Duddon Iron Furnace
Location : Broughton-in-Furness
Grid Ref : SD 197882
The restored remains of Duddon Iron Works are one of the most impressive charcoal-fired blast furnaces in Britain.
Iron ore was mined in Furness and West Cumbria from the middle ages onwards, and smelted in primative hearths or bloomeries, generally in places where large quantities of charcoal were readily available.
In the 18th Century, blast furnaces revolutionised the smelting process. Large furnaces were built, consuming large amounts of ore and fuel, and harnessing water power to drive bellows pumping air into the combustion chamber.
Duddon Ironworks was established by the Cunsey Company in 1736 and operated through to 1866, using locally produced charcoal as fuel.

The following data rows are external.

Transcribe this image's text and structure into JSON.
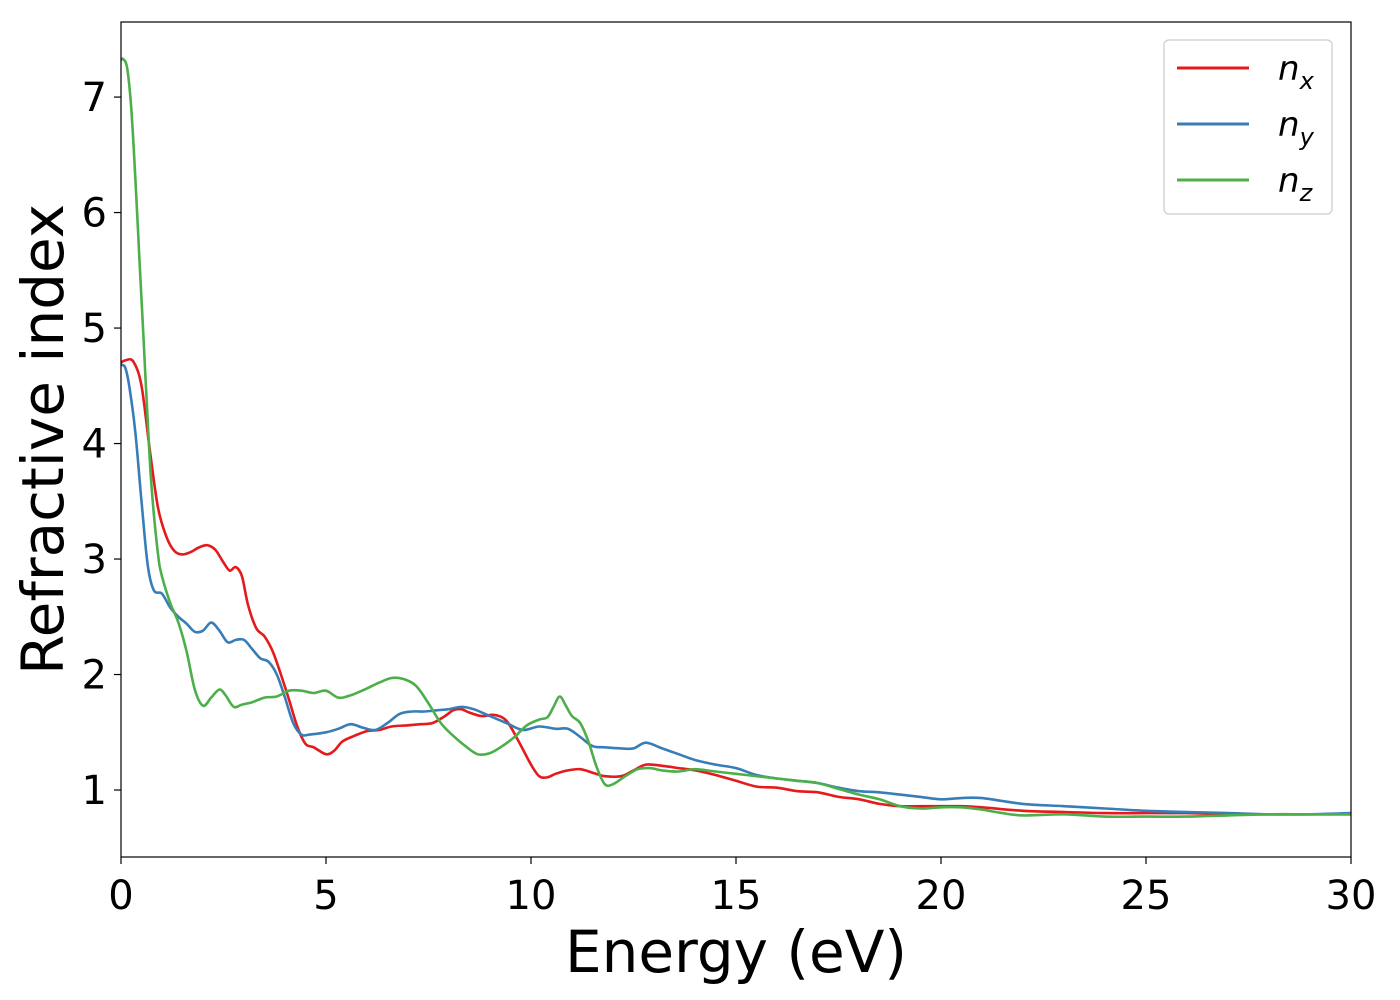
{
  "chart_data": {
    "type": "line",
    "title": "",
    "xlabel": "Energy (eV)",
    "ylabel": "Refractive index",
    "xlim": [
      0,
      30
    ],
    "ylim": [
      0.42,
      7.65
    ],
    "xticks": [
      0,
      5,
      10,
      15,
      20,
      25,
      30
    ],
    "xtick_labels": [
      "0",
      "5",
      "10",
      "15",
      "20",
      "25",
      "30"
    ],
    "yticks": [
      1,
      2,
      3,
      4,
      5,
      6,
      7
    ],
    "ytick_labels": [
      "1",
      "2",
      "3",
      "4",
      "5",
      "6",
      "7"
    ],
    "grid": false,
    "legend_position": "top-right",
    "series": [
      {
        "name": "n_x",
        "label_main": "n",
        "label_sub": "x",
        "color": "#e41a1c",
        "x": [
          0,
          0.1,
          0.3,
          0.5,
          0.7,
          0.9,
          1.1,
          1.3,
          1.5,
          1.7,
          1.9,
          2.1,
          2.3,
          2.5,
          2.65,
          2.8,
          2.95,
          3.1,
          3.3,
          3.5,
          3.7,
          3.9,
          4.1,
          4.3,
          4.5,
          4.7,
          5.0,
          5.2,
          5.4,
          5.7,
          6.0,
          6.3,
          6.6,
          7.0,
          7.3,
          7.6,
          7.9,
          8.1,
          8.3,
          8.5,
          8.8,
          9.1,
          9.4,
          9.7,
          10.0,
          10.2,
          10.4,
          10.6,
          10.9,
          11.2,
          11.5,
          11.8,
          12.2,
          12.5,
          12.8,
          13.2,
          13.6,
          14.0,
          14.5,
          15.0,
          15.5,
          16.0,
          16.5,
          17.0,
          17.5,
          18.0,
          18.5,
          19.0,
          19.5,
          20.0,
          20.5,
          21.0,
          22.0,
          23.0,
          24.0,
          25.0,
          26.0,
          27.0,
          28.0,
          29.0,
          30.0
        ],
        "y": [
          4.7,
          4.72,
          4.71,
          4.5,
          3.95,
          3.45,
          3.2,
          3.07,
          3.04,
          3.06,
          3.1,
          3.12,
          3.08,
          2.97,
          2.9,
          2.93,
          2.85,
          2.6,
          2.4,
          2.33,
          2.2,
          2.0,
          1.78,
          1.55,
          1.4,
          1.37,
          1.31,
          1.34,
          1.42,
          1.47,
          1.51,
          1.52,
          1.55,
          1.56,
          1.57,
          1.58,
          1.64,
          1.69,
          1.7,
          1.67,
          1.64,
          1.65,
          1.6,
          1.42,
          1.22,
          1.12,
          1.11,
          1.14,
          1.17,
          1.18,
          1.15,
          1.12,
          1.12,
          1.17,
          1.22,
          1.21,
          1.19,
          1.17,
          1.13,
          1.08,
          1.03,
          1.02,
          0.99,
          0.98,
          0.94,
          0.92,
          0.88,
          0.86,
          0.86,
          0.86,
          0.86,
          0.85,
          0.82,
          0.81,
          0.8,
          0.8,
          0.8,
          0.79,
          0.79,
          0.79,
          0.79
        ]
      },
      {
        "name": "n_y",
        "label_main": "n",
        "label_sub": "y",
        "color": "#377eb8",
        "x": [
          0,
          0.1,
          0.2,
          0.35,
          0.5,
          0.65,
          0.8,
          1.0,
          1.2,
          1.4,
          1.6,
          1.8,
          2.0,
          2.2,
          2.4,
          2.6,
          2.8,
          3.0,
          3.2,
          3.4,
          3.6,
          3.8,
          4.0,
          4.2,
          4.4,
          4.6,
          5.0,
          5.3,
          5.6,
          5.9,
          6.2,
          6.5,
          6.8,
          7.1,
          7.4,
          7.7,
          8.0,
          8.3,
          8.6,
          9.0,
          9.4,
          9.8,
          10.2,
          10.6,
          10.9,
          11.2,
          11.5,
          11.8,
          12.2,
          12.5,
          12.8,
          13.2,
          13.6,
          14.0,
          14.5,
          15.0,
          15.5,
          16.0,
          16.5,
          17.0,
          17.5,
          18.0,
          18.5,
          19.0,
          19.5,
          20.0,
          20.5,
          21.0,
          22.0,
          23.0,
          24.0,
          25.0,
          26.0,
          27.0,
          28.0,
          29.0,
          30.0
        ],
        "y": [
          4.68,
          4.66,
          4.5,
          4.1,
          3.5,
          2.95,
          2.73,
          2.7,
          2.58,
          2.5,
          2.44,
          2.37,
          2.38,
          2.45,
          2.38,
          2.28,
          2.3,
          2.3,
          2.22,
          2.14,
          2.11,
          2.0,
          1.8,
          1.58,
          1.48,
          1.48,
          1.5,
          1.53,
          1.57,
          1.54,
          1.52,
          1.58,
          1.66,
          1.68,
          1.68,
          1.69,
          1.7,
          1.72,
          1.7,
          1.64,
          1.58,
          1.52,
          1.55,
          1.53,
          1.53,
          1.46,
          1.38,
          1.37,
          1.36,
          1.36,
          1.41,
          1.36,
          1.31,
          1.26,
          1.22,
          1.19,
          1.13,
          1.1,
          1.08,
          1.06,
          1.02,
          0.99,
          0.98,
          0.96,
          0.94,
          0.92,
          0.93,
          0.93,
          0.88,
          0.86,
          0.84,
          0.82,
          0.81,
          0.8,
          0.79,
          0.79,
          0.8
        ]
      },
      {
        "name": "n_z",
        "label_main": "n",
        "label_sub": "z",
        "color": "#4daf4a",
        "x": [
          0,
          0.05,
          0.15,
          0.25,
          0.35,
          0.45,
          0.55,
          0.65,
          0.75,
          0.9,
          1.0,
          1.2,
          1.4,
          1.6,
          1.8,
          2.0,
          2.2,
          2.4,
          2.55,
          2.75,
          2.95,
          3.2,
          3.5,
          3.8,
          4.1,
          4.4,
          4.7,
          5.0,
          5.3,
          5.6,
          6.0,
          6.3,
          6.6,
          6.9,
          7.2,
          7.5,
          7.8,
          8.1,
          8.4,
          8.7,
          9.0,
          9.3,
          9.6,
          9.9,
          10.2,
          10.4,
          10.55,
          10.7,
          10.85,
          11.0,
          11.2,
          11.4,
          11.6,
          11.8,
          12.0,
          12.3,
          12.6,
          12.9,
          13.2,
          13.6,
          14.0,
          14.5,
          15.0,
          15.5,
          16.0,
          16.5,
          17.0,
          17.5,
          18.0,
          18.5,
          19.0,
          19.5,
          20.0,
          20.5,
          21.0,
          21.5,
          22.0,
          23.0,
          24.0,
          25.0,
          26.0,
          27.0,
          28.0,
          29.0,
          30.0
        ],
        "y": [
          7.32,
          7.33,
          7.25,
          6.9,
          6.3,
          5.6,
          4.9,
          4.2,
          3.6,
          3.05,
          2.85,
          2.62,
          2.45,
          2.2,
          1.87,
          1.73,
          1.8,
          1.87,
          1.82,
          1.72,
          1.74,
          1.76,
          1.8,
          1.81,
          1.86,
          1.86,
          1.84,
          1.86,
          1.8,
          1.82,
          1.88,
          1.93,
          1.97,
          1.96,
          1.9,
          1.75,
          1.58,
          1.47,
          1.38,
          1.31,
          1.32,
          1.38,
          1.46,
          1.56,
          1.61,
          1.63,
          1.72,
          1.81,
          1.73,
          1.64,
          1.58,
          1.42,
          1.2,
          1.05,
          1.05,
          1.12,
          1.18,
          1.19,
          1.17,
          1.16,
          1.18,
          1.16,
          1.14,
          1.12,
          1.1,
          1.08,
          1.06,
          1.01,
          0.96,
          0.92,
          0.86,
          0.84,
          0.85,
          0.85,
          0.83,
          0.8,
          0.78,
          0.79,
          0.77,
          0.77,
          0.77,
          0.78,
          0.79,
          0.79,
          0.79
        ]
      }
    ]
  }
}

It is the most complete surviving example of an iron producing site with a charcoal-fired blast furnace. Pig iron cast here was sent to Chepstow and Bristol where it was used in the manufacture of anchors, chains and other iron work for ships.

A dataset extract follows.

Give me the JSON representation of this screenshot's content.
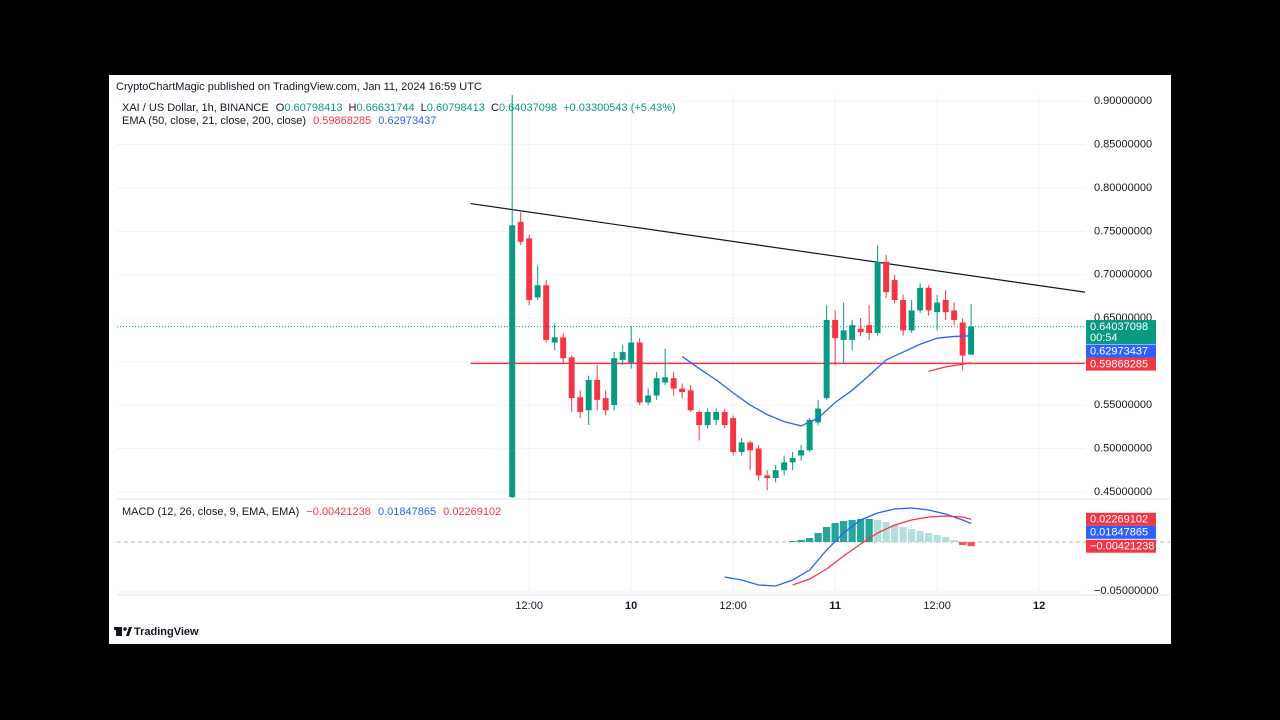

The furnace stack was 29 feet high and built of local stone, and charged from above. Water powered bellows were attached at the base. The water wheel is missing, but the course of the leat has been traced, bringing water from the river half a mile upstream. Higher up the hill is the charcoal store, 100 feet in length, and as high as a church.
After closure in 1866, the site became derelict. It has now been partially restored, and is in the care of the Lake District National Park. An information panel gives a description of the various parts of the furnace.
It can be reached on foot a few yards from a lay-by some 100 yards from Duddon Bridge along the Corney Fell scenic route from Broughton-in-Furness to Waberthwaite.